None of these RFPs specified what benchmarking tool was to be used, which gave bidders more freedom and flexibility to demonstrate performance without over-indexing on the quirks of one tool over the other. They trusted that vendors will do the right thing in their choice of specific tool and patterns because dishonesty or incompetence is easy to sniff out during response evaluations. Letting vendors shoot themselves in the foot early on can save a lot of time.

Focusing on the concerns of the center, not the specific implementation to measure how they manifest, also allows bidders to show how smart/clever/creative they are. Just as flexibility lets bidders shoot themselves in the foot, it also lets them showcase how good of a partner they may be by deeply understanding what the center is trying to accomplish.

Compute

System-level capability is measured using tools like HPL and STREAM.

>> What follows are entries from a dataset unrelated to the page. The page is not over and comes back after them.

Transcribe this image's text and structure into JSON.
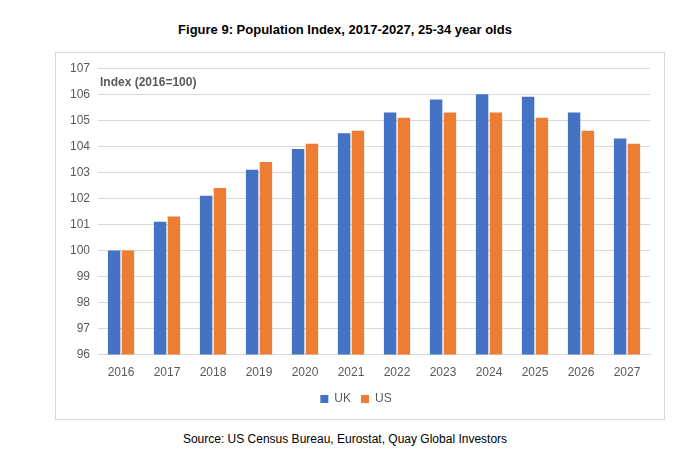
{
  "chart_data": {
    "type": "bar",
    "title": "Figure 9: Population Index, 2017-2027, 25-34 year olds",
    "ylabel": "Index (2016=100)",
    "source": "Source: US Census Bureau, Eurostat, Quay Global Investors",
    "categories": [
      "2016",
      "2017",
      "2018",
      "2019",
      "2020",
      "2021",
      "2022",
      "2023",
      "2024",
      "2025",
      "2026",
      "2027"
    ],
    "series": [
      {
        "name": "UK",
        "color": "#4472c4",
        "values": [
          100,
          101.1,
          102.1,
          103.1,
          103.9,
          104.5,
          105.3,
          105.8,
          106.0,
          105.9,
          105.3,
          104.3
        ]
      },
      {
        "name": "US",
        "color": "#ed7d31",
        "values": [
          100,
          101.3,
          102.4,
          103.4,
          104.1,
          104.6,
          105.1,
          105.3,
          105.3,
          105.1,
          104.6,
          104.1
        ]
      }
    ],
    "ylim": [
      96,
      107
    ],
    "yticks": [
      96,
      97,
      98,
      99,
      100,
      101,
      102,
      103,
      104,
      105,
      106,
      107
    ],
    "grid": true,
    "legend": "bottom"
  }
}
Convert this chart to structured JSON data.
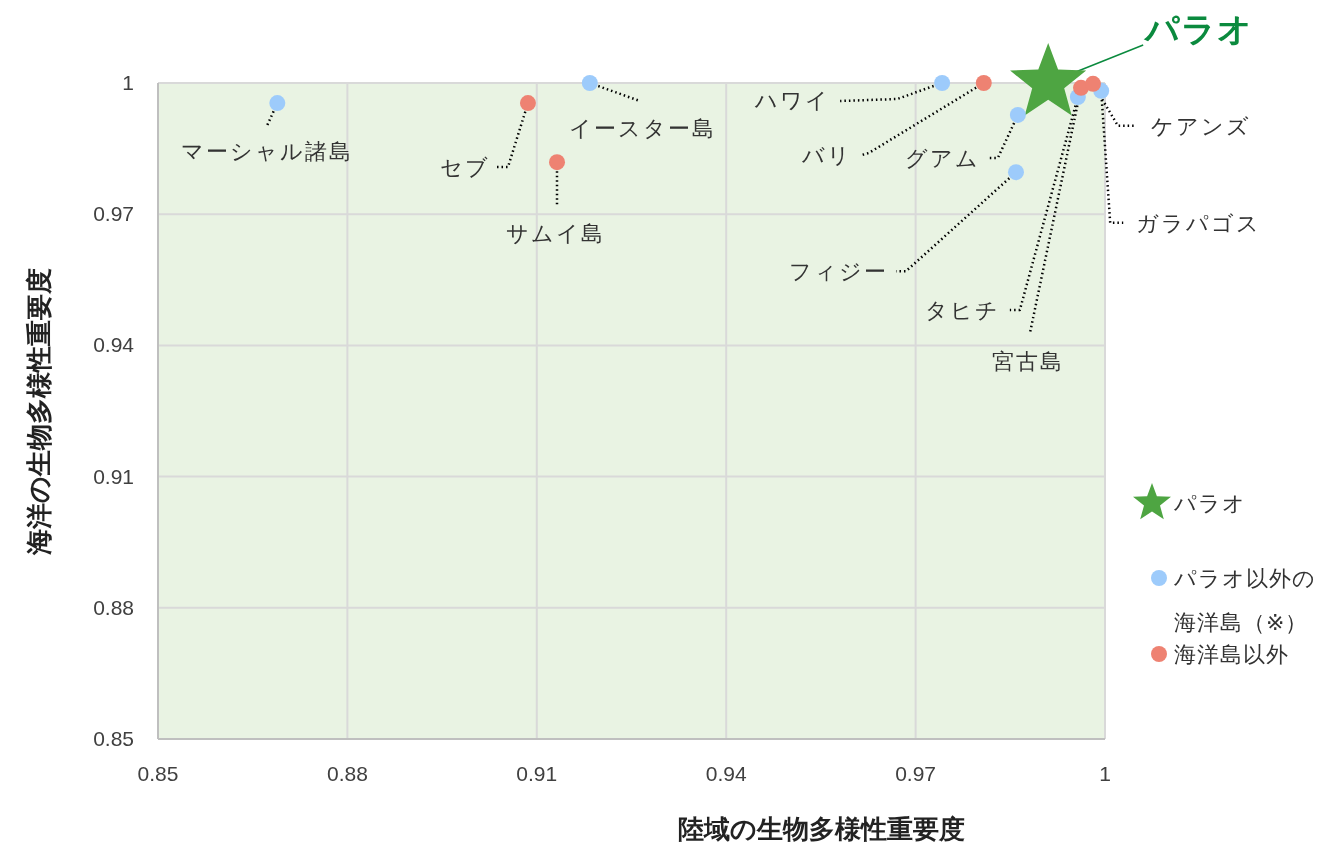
{
  "chart_data": {
    "type": "scatter",
    "xlabel": "陸域の生物多様性重要度",
    "ylabel": "海洋の生物多様性重要度",
    "xlim": [
      0.85,
      1
    ],
    "ylim": [
      0.85,
      1
    ],
    "xticks": [
      0.85,
      0.88,
      0.91,
      0.94,
      0.97,
      1
    ],
    "yticks": [
      0.85,
      0.88,
      0.91,
      0.94,
      0.97,
      1
    ],
    "grid": true,
    "legend": "right",
    "series": [
      {
        "name": "パラオ",
        "color": "#4ea542",
        "marker": "star",
        "x": [
          0.991
        ],
        "values": [
          1.0
        ]
      },
      {
        "name": "パラオ以外の海洋島（※）",
        "color": "#9dcbfb",
        "marker": "circle",
        "x": [
          0.8689,
          0.9184,
          0.9742,
          0.9862,
          0.9859,
          0.9957,
          0.9994
        ],
        "values": [
          0.9954,
          1.0,
          1.0,
          0.9927,
          0.9796,
          0.9968,
          0.9982
        ]
      },
      {
        "name": "海洋島以外",
        "color": "#ee8272",
        "marker": "circle",
        "x": [
          0.9086,
          0.9132,
          0.9808,
          0.9962,
          0.9981
        ],
        "values": [
          0.9954,
          0.9819,
          1.0,
          0.9989,
          0.9998
        ]
      }
    ],
    "annotations": [
      {
        "text": "マーシャル諸島",
        "x": 0.8689,
        "y": 0.9954
      },
      {
        "text": "イースター島",
        "x": 0.9184,
        "y": 1.0
      },
      {
        "text": "セブ",
        "x": 0.9086,
        "y": 0.9954
      },
      {
        "text": "サムイ島",
        "x": 0.9132,
        "y": 0.9819
      },
      {
        "text": "ハワイ",
        "x": 0.9742,
        "y": 1.0
      },
      {
        "text": "バリ",
        "x": 0.9808,
        "y": 1.0
      },
      {
        "text": "グアム",
        "x": 0.9862,
        "y": 0.9927
      },
      {
        "text": "フィジー",
        "x": 0.9859,
        "y": 0.9796
      },
      {
        "text": "タヒチ",
        "x": 0.9957,
        "y": 0.9968
      },
      {
        "text": "宮古島",
        "x": 0.9962,
        "y": 0.9989
      },
      {
        "text": "ケアンズ",
        "x": 0.9981,
        "y": 0.9998
      },
      {
        "text": "ガラパゴス",
        "x": 0.9994,
        "y": 0.9982
      },
      {
        "text": "パラオ",
        "x": 0.991,
        "y": 1.0
      }
    ]
  }
}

Application-level performance is measured using mini-apps and application benchmark suites. NAS Parallel Benchmarks are one example, but every procurement typically has its own set.

Network

System-level capability is measured using tools like OSU Micro-Benchmarks.

GPCnet measures performance under contention. This is a system-level benchmark, but it probes how system-level performance degrades under real-world conditions.

I’m not aware of application-level performance tests off the top of my head, as these tests are usually incorporated into application-level compute benchmarks.